Au gré de ces célébrations, mes souvenirs me ramènent loin en arrière. Ma grand-mère, aujourd’hui décédée, attendait toujours le mois de mars avec beaucoup d’impatience, avec cette envie que l’âge déploie pour chaque journée arrachée à la mort.

Et dans les deux langues, elle s’adressait à ceux qui, comme nous les enfants, pensaient que, quoiqu’il arrive, le printemps était revenu, que l’air allait se réchauffer, qu’on allait enfin se détendre, renouer avec la nature :
"Mars fait ronfler la cheminée
Pelles et pioches, fait consumer."
Et la suite, en kurde :
"En mars, dix-septième journée,
La neige est au chéneau montée,
Puis elle a fondu en soirée."

Comme pour confirmer ces paroles, elle ajoutait :
"Du mois de mars, c’est le dix-sept,
De charbon l’âtre est feu et fête,
De la viande, la part coquette."

Chaque Newroz, au lever, ma grand-mère se couvrait la tête d’un tulle blanc puis sortait sur le seuil de sa porte, toute emmaillotée de blanc. Elle nous disait attendre l’oiseau blanc du Newroz. Ce jour-là, le petit-déjeuner se faisait sans thé, on buvait du lait. Enfin, à cette époque, les gens passaient leur Newroz sur leurs toits plats ou à l’extérieur. Il fallait sortir. Souvent, on allait pique-niquer.

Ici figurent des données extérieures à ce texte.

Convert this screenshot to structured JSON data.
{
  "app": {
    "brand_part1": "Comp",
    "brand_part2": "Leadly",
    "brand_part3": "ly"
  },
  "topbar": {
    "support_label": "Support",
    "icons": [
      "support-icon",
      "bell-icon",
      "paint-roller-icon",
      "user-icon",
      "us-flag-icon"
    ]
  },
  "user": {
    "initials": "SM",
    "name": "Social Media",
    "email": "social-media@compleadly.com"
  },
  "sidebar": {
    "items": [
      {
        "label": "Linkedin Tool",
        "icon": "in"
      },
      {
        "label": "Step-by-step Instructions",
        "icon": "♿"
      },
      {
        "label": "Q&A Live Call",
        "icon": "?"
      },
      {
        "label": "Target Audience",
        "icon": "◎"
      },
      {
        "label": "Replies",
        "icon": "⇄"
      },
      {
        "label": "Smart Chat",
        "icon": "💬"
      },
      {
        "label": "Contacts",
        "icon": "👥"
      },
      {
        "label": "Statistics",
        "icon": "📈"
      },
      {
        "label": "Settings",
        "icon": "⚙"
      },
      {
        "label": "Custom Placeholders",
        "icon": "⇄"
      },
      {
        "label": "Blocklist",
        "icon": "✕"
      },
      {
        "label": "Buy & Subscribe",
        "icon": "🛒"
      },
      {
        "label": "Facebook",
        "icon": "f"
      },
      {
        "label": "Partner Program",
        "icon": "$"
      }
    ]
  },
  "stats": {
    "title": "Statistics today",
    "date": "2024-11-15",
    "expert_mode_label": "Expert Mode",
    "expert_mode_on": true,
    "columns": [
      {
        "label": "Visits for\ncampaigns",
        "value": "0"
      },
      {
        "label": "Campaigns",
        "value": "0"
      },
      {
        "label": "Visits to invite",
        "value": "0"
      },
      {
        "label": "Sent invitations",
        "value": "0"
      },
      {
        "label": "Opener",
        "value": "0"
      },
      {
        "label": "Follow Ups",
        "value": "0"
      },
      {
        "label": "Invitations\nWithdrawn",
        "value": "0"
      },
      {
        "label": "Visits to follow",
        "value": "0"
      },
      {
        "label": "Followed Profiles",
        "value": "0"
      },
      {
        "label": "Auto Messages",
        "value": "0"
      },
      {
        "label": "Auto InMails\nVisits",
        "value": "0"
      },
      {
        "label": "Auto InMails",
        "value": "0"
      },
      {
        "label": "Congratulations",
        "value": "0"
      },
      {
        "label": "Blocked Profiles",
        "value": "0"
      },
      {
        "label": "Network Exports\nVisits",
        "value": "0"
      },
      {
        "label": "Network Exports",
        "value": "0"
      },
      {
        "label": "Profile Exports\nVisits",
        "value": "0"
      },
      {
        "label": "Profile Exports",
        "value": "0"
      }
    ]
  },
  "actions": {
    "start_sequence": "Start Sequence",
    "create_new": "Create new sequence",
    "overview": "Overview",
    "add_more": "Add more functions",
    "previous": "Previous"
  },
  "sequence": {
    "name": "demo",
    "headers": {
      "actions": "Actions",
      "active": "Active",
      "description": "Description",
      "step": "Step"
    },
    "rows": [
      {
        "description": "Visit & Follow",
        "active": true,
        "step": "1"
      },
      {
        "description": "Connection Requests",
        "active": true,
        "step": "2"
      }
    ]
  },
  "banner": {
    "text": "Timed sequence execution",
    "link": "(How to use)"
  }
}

Bien des années plus tard, j’appris que le Newroz était en fait le jour de l’an du calendrier zoroastrien. C’est d’ailleurs à une vieille tradition des peuples aryens que nous devons la croyance selon laquelle les âmes des anciens descendent du ciel et visitent leurs vieilles demeures dans la nuit du 20 au 21 mars. Les anciens Aryens, dont l’histoire remonte à 5 000 ans avant notre ère, étaient persuadés que les âmes de leurs ancêtres entamaient le 20 mars, à la tombée de la nuit, un pèlerinage sur les lieux où ils avaient autrefois vécu avant de regagner le ciel aux premiers rayons du soleil. Jusqu’au petit matin, il fallait que dans les âtres domestiques brûle un feu censé être le reflet du soleil sur terre.

Et puis, il est toute une série de symboles. La tenue blanche évoque la propreté, la colombe blanche, la paix. Le feu brûlant dans la cheminée exprime la fortune d’une maisonnée. C’est certainement là, dans les vieilles mythologies, qu’il faut chercher les secrets et les significations oubliées de toutes ces habitudes perpétuées à travers les âges sous le couvert des traditions.

Lorsque j’étais enfant, les célébrations du Newroz n’avaient rien à voir avec celles que nous connaissons aujourd’hui. On ne brûlait pas de pneus pour sauter par-dessus, aucun feu n’était allumé en place publique. Avec le mois de mars, commençait la saison des pique-niques. Avec nos menus « narcisse » à l’œuf cru, à l’oignon sauvage et aux galettes de pain plat, nous allions contempler le Tigre depuis le rocher de Semsiler en dégustant le thé tiré des samovars.

Puis avec la vie étudiante dans les années 1970, l’habitude de conférer un sens politique au Newroz se mua peu à peu en tradition. Cette fête renoua alors avec ce qu’elle était six siècles avant notre ère, à savoir un symbole de lutte contre l’oppression, un symbole de renaissance également. Et puis, devenu célébration-revendication au cœur de la politique kurde, elle ne tarda pas à générer sa propre alternative. Une fête 100 % pur turc : le Nevruz. Répétant les temps immémoriaux où la montagne d’Ergenekon fut percée et la route aux Turcs toute tracée, le Nevruz put tout naturellement se voir accorder un très officiel label républicain.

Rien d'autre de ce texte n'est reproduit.